THE 10-SIGMA EVENT OF FISCAL POLICY
We need to honestly examine the role fiscal policy played in modern financial history.
There is an image of President Barack Obama as being one of the most spendthrift leaders in modern history. Although it is true that the United States federal debt ballooned under his watch, most of that increase resulted from automatic stabilizer programs such as unemployment insurance and welfare payments.
Obama took over as President on January 20th, 2009 just as the Great Financial Crisis was beginning to bite. Before that point, during the previous four decades, the United States had three years when the federal government discretionary spending had fallen on a year over year basis. The 1960s saw two of those discretionary budget cuts – 1964 and 1968 - and the third was 1995. Prior to 2009, year after year, the United States government had for the most part consistently increased the discretionary spending of the federal budget.
Then Obama took office. His first year after the crisis, the discretionary budget was held approximately flat with just the tiniest downturn. But then for the next four years, the discretionary budget had unprecedented year-over-year declines.
Even though the United States had previously never experienced two years in a row of discretionary spending cuts, under President Obama they had five consecutive years of declines!
If the math nerds that run risk books were to describe this collapse, they would probably describe it as a 10-sigma event. Three declines over forty years to five in a row?
President Obama’s reputation as being loose with the purse strings is especially ironic given that his first term was the tightest fiscal policy America has experienced in modern times.
It is no wonder that Fed Chair Ben Bernanke was so persistent in his pleas for fiscal aid. Not only was the Federal Government not helping, they were engaging in pro-cyclical fiscal cuts.
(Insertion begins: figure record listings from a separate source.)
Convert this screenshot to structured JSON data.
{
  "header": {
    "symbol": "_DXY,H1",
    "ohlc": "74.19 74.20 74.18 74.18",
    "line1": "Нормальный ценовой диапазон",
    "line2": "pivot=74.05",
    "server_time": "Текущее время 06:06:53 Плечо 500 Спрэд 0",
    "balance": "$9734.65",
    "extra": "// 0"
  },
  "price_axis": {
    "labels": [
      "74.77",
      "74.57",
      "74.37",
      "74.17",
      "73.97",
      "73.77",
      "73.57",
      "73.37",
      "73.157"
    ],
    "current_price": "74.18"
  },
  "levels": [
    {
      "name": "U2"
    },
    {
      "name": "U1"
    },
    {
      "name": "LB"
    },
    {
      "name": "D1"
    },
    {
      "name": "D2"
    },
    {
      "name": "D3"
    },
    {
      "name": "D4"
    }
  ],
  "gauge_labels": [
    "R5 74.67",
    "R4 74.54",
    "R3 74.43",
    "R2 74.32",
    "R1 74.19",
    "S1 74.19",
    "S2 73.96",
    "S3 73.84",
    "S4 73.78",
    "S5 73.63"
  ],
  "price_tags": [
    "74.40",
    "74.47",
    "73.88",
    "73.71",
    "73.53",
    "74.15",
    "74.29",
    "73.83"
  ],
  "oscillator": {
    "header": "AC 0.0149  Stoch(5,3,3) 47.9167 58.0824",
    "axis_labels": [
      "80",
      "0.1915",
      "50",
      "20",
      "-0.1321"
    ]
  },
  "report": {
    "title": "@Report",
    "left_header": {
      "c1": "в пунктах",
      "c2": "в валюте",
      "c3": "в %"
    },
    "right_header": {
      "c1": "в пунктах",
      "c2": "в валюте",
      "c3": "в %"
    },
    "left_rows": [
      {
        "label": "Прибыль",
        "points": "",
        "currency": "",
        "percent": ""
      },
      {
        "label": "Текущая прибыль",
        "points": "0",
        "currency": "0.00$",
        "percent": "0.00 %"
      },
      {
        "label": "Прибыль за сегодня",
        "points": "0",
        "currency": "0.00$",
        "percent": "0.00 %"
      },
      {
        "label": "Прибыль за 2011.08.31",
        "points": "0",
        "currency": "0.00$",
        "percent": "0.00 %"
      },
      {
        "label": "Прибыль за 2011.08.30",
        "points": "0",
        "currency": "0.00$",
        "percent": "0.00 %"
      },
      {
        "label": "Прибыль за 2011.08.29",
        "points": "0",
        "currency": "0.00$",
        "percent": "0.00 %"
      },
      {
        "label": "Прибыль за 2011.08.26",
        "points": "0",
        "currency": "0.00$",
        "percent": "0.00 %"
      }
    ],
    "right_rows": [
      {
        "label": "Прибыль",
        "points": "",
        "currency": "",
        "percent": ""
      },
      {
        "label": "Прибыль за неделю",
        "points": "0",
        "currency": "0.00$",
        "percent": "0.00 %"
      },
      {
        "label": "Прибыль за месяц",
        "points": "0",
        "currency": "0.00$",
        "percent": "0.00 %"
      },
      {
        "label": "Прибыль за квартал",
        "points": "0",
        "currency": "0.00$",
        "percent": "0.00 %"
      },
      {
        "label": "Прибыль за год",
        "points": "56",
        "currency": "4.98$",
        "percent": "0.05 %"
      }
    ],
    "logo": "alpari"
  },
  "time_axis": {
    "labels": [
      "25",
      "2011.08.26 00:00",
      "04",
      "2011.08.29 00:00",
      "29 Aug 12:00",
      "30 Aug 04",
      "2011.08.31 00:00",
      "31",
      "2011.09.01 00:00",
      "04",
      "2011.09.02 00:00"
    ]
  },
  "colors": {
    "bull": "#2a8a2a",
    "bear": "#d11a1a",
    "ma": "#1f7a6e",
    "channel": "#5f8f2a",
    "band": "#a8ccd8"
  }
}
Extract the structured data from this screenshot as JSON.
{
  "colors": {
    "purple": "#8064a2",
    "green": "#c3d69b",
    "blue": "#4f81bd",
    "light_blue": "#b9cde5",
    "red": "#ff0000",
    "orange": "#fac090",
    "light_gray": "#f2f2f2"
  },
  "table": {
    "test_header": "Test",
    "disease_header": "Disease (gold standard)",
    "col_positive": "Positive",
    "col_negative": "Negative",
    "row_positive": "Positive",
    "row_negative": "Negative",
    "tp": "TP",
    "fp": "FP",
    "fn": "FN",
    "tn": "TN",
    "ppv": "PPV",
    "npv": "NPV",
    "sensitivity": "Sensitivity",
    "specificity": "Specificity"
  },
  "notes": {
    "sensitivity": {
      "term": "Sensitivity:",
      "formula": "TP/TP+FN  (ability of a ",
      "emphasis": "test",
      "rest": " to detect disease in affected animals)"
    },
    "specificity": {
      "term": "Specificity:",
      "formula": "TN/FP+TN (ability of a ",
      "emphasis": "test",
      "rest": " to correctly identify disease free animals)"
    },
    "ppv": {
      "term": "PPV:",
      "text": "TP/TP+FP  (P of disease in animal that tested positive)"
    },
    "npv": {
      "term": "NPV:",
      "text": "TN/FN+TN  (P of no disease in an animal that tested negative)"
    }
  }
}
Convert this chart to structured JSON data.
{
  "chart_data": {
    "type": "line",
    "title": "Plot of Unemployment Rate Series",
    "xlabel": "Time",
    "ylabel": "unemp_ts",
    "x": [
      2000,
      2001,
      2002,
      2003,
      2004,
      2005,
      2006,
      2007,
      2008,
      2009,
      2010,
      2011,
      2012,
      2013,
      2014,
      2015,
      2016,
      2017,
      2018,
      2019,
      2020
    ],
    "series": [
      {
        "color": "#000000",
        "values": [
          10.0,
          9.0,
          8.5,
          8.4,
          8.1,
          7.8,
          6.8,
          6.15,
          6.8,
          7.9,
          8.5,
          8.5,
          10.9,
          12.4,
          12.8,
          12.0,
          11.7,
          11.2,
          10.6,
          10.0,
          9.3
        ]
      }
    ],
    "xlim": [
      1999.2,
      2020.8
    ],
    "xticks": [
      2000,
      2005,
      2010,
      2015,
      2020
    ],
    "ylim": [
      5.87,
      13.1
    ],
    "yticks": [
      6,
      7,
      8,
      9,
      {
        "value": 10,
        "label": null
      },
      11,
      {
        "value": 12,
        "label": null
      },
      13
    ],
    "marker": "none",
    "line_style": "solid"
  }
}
I know this post will strike many of you as insane. I can hear it already - "Obama didn't cut enough - that's why we are in this mess!" I understand your point - no need to send me your hard money lectures. I disagree that a time of private sector retrenchment is when to find religion about balancing budgets. So, if you advocate that economic recessions should see the government add to the economic pain with pro-cyclical spending cuts, well then, we're just on different pages.
Today as we struggle with an increasing ineffectiveness of Central Banks to stimulate developed economies, we need to examine the role that governments play with their fiscal policies. It can begin with taking an honest look at the recent past and asking whether fiscal policy made the problem better or worse.